I do not have those figures in front of me now, but I remember reading them in the past. I accept we have a high gap between high pay and low pay. The reason we have that is that we have a very large number of very high-paid people, particularly in the multinational sector. We have high pay in Ireland. It is not that we have low pay relative to other countries. It is that we have many people in very high-paid jobs, particularly in the multinational sector, which brings up the average.

I believe our national minimum wage is the sixth or seventh highest in the world, even adjusted for purchasing power capacity. If the pay of our public servants, teachers and civil servants is compared with other western countries, it is higher than the average. The same applies in the private sector. It is not that Ireland has low pay relative to other countries when one compares job with job.

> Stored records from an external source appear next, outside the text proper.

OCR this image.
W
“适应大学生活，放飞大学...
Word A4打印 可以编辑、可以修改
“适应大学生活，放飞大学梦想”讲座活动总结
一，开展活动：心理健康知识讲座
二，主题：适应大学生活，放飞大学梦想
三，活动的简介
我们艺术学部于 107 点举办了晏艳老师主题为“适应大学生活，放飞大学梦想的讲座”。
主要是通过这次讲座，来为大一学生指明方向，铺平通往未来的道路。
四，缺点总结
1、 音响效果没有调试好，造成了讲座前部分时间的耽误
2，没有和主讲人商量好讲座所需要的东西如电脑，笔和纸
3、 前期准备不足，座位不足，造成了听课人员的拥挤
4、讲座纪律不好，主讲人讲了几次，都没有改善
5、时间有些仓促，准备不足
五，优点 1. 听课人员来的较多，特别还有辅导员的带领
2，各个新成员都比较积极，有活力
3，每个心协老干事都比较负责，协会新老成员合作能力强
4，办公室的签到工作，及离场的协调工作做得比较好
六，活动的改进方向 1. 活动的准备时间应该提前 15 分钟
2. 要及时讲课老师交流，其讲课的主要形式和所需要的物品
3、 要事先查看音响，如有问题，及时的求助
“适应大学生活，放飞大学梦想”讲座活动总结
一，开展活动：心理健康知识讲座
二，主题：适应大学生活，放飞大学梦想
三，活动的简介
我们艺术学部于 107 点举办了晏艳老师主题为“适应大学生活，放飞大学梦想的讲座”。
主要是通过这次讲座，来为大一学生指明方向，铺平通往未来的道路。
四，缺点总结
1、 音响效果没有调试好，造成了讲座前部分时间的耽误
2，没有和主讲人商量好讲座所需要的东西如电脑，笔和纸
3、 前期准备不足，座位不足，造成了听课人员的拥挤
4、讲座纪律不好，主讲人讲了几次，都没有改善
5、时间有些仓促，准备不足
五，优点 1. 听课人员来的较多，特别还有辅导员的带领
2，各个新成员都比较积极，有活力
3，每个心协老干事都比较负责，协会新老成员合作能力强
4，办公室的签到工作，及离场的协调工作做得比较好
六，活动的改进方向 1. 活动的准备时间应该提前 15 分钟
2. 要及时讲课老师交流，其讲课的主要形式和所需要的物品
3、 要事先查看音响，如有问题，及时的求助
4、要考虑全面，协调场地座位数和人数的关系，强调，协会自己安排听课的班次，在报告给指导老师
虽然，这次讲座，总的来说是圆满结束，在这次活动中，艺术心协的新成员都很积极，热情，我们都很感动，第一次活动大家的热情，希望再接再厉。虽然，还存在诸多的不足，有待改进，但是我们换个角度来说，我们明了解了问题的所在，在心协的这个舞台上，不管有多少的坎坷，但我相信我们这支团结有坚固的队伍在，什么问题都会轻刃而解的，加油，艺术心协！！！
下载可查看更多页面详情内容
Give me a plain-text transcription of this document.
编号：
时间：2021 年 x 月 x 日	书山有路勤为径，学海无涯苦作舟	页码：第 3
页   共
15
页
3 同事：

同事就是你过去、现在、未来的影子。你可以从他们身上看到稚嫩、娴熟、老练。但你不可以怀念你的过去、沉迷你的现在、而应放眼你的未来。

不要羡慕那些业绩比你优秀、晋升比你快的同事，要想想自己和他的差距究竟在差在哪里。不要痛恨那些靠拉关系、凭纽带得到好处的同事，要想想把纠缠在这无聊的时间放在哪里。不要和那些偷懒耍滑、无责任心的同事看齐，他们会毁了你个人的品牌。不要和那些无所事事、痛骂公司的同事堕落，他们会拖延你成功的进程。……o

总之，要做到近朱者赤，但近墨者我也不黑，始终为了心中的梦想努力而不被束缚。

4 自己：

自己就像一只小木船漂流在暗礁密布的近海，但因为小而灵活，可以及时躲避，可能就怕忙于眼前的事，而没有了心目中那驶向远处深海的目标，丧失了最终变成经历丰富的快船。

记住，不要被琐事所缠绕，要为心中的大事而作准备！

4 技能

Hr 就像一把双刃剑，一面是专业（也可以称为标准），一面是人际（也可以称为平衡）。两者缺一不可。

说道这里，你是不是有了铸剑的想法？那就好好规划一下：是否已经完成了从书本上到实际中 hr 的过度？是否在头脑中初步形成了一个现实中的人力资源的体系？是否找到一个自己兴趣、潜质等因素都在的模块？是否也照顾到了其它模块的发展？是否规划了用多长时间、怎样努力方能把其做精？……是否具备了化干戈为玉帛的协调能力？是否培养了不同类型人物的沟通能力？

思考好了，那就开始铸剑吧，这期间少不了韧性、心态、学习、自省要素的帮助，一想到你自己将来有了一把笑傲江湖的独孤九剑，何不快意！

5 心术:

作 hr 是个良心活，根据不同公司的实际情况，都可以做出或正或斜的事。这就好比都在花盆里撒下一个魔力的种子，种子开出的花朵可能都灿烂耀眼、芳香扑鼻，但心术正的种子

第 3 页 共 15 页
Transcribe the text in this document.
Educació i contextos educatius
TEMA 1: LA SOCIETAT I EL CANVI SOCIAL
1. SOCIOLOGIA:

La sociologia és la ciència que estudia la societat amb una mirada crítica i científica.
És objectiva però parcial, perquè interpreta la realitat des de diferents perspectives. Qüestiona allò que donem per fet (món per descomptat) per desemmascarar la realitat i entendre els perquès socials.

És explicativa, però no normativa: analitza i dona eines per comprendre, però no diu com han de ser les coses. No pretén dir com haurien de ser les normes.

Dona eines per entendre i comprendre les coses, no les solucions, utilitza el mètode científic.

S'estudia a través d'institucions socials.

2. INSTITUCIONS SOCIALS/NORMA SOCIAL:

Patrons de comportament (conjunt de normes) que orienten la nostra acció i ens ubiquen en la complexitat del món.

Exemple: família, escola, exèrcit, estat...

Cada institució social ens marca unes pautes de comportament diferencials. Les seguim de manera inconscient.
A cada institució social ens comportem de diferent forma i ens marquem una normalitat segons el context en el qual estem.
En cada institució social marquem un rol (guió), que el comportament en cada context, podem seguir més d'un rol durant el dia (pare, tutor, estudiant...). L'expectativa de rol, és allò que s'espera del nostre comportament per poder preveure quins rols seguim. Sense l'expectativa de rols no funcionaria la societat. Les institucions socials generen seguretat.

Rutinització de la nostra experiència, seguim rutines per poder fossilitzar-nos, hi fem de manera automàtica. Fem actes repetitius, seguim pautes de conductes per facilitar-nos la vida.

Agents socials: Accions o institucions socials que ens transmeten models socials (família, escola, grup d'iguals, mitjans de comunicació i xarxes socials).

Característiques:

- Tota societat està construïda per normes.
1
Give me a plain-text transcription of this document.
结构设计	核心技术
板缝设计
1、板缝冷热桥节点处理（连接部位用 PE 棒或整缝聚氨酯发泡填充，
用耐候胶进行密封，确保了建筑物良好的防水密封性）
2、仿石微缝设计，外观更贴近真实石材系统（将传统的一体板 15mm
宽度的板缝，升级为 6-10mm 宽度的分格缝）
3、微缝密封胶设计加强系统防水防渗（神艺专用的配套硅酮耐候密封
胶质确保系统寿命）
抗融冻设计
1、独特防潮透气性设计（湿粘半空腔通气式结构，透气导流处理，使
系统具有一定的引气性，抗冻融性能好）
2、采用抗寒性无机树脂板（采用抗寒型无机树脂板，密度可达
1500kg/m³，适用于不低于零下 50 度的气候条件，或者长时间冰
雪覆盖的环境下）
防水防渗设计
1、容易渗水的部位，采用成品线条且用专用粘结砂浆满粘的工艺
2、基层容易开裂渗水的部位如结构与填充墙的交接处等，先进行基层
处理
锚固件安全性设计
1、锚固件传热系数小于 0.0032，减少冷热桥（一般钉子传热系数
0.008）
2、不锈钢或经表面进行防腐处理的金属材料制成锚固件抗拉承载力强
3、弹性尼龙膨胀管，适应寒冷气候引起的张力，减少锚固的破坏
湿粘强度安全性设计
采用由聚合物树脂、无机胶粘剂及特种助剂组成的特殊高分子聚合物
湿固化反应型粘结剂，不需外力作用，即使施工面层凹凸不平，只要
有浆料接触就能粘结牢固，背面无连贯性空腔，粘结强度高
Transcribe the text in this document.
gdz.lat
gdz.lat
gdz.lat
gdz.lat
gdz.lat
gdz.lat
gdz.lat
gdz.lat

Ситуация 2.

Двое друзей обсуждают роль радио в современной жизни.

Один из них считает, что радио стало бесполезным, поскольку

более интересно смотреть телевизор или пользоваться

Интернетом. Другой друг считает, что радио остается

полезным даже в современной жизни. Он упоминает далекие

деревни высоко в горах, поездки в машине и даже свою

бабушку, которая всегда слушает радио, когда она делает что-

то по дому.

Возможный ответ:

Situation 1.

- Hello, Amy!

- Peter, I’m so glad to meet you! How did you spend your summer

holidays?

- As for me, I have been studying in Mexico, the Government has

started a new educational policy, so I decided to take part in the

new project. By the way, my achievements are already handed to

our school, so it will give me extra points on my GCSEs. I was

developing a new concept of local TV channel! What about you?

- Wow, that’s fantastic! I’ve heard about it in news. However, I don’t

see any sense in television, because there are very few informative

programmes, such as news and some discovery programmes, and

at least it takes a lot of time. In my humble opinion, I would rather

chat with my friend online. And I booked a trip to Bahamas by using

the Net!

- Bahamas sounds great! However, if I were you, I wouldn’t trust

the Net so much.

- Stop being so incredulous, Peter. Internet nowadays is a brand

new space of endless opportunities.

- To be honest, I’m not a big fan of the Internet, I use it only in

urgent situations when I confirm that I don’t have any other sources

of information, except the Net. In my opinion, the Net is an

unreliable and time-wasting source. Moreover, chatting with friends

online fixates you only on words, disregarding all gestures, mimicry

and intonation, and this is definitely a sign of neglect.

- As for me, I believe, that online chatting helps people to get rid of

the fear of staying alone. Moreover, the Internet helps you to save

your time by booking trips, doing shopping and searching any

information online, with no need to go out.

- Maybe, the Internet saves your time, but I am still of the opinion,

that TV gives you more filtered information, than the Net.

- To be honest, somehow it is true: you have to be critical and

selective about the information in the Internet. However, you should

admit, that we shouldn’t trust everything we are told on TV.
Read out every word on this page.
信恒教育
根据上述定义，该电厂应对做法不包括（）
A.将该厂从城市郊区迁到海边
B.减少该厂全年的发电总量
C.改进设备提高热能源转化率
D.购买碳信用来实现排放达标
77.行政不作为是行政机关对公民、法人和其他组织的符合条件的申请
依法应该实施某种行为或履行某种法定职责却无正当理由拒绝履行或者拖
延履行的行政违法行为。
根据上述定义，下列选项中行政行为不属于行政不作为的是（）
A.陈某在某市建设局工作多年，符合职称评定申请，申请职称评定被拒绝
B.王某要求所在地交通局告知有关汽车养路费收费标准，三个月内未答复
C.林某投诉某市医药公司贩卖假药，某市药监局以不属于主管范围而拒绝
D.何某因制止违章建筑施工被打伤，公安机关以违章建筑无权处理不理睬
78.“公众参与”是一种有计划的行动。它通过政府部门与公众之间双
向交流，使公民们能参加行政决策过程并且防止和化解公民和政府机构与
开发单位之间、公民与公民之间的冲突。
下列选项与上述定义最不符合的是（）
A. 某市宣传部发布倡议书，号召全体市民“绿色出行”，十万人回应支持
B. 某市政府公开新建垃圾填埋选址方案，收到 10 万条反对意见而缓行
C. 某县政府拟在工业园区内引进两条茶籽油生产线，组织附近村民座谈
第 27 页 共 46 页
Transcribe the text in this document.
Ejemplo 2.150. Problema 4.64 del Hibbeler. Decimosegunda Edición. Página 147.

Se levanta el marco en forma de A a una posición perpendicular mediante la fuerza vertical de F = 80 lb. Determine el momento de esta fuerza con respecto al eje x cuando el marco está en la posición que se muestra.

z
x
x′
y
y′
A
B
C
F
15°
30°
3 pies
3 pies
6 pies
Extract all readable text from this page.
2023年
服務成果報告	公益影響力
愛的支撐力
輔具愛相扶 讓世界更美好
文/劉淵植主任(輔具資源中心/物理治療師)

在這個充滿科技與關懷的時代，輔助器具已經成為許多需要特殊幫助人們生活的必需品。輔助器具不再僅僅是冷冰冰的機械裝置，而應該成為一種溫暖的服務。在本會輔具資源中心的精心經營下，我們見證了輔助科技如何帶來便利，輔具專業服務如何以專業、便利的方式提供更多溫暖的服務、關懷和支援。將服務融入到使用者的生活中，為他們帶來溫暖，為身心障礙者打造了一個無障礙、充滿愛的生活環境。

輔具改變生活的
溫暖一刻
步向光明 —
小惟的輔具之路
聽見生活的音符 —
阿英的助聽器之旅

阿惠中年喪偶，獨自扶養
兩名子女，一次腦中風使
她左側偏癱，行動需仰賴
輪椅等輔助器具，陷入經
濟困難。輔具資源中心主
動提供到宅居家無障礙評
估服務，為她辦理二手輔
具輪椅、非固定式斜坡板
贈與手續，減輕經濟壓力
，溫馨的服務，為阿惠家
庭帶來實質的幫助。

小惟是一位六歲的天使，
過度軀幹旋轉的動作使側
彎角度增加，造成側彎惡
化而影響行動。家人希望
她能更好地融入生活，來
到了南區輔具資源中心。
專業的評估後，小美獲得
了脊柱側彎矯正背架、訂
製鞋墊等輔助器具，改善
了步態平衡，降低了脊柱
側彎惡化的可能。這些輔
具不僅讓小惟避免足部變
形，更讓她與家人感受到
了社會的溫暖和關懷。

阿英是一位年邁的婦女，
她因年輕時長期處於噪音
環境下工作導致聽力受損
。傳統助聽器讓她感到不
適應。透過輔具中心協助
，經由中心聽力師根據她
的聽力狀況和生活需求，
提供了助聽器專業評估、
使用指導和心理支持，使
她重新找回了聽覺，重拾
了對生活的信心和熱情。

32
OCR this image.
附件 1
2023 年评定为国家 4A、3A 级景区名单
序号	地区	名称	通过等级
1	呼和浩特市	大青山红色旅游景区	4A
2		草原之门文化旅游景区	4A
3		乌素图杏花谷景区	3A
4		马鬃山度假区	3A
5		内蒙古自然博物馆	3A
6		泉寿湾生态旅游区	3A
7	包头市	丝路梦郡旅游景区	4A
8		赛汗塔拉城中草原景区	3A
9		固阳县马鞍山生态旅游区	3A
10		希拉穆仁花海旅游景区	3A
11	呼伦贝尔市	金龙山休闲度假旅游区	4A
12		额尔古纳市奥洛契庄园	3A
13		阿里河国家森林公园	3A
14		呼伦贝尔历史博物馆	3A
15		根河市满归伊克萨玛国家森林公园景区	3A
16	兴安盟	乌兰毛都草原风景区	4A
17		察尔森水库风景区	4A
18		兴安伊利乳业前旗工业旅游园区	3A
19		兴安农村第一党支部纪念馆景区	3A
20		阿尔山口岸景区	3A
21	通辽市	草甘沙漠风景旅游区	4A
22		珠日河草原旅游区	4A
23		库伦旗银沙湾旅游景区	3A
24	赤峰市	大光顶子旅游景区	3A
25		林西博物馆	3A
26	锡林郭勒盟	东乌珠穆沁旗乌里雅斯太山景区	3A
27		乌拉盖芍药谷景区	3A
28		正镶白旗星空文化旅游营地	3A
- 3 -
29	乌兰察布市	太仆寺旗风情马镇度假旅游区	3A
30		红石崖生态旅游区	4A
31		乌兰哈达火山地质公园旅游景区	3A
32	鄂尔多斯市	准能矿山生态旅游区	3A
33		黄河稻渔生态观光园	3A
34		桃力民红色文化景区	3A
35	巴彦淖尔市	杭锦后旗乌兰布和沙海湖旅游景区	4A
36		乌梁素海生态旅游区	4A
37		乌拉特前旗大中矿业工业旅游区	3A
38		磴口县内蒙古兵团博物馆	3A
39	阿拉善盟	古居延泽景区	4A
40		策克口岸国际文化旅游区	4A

It is the very large number of highly paid people, and especially those working in the multinational system, who distort the figures and bring up the average. Interestingly, as we are talking of statistics, Deputy Howlin will acknowledge the statistics produced by the CSO two weeks ago in the survey on income and living conditions. These figures looked at income equality and the income gap and came up with quite a different result. The survey showed that whether one uses the Gini coefficient or the other measure, income inequality is at its second lowest since records began in 2004. They are, perhaps, conflicting statistics in that the CSO says that Ireland has never been more equal, or that at least since 2004 Ireland's income inequality is at its second lowest level.

There are different ways of dealing with the gap Deputy Howlin has referred to. The Deputy has rightly pointed out that one of the ways Ireland distributes wealth is through our tax system and our social welfare system. This has an enormous redistributive effect, more so than other countries, with our relatively high taxes on those who are well paid and relatively low taxes on those who are poorly paid compared with other countries. Our tax and welfare system is the main way we deal with that gap, which after transfers makes us a very equal country relative to others.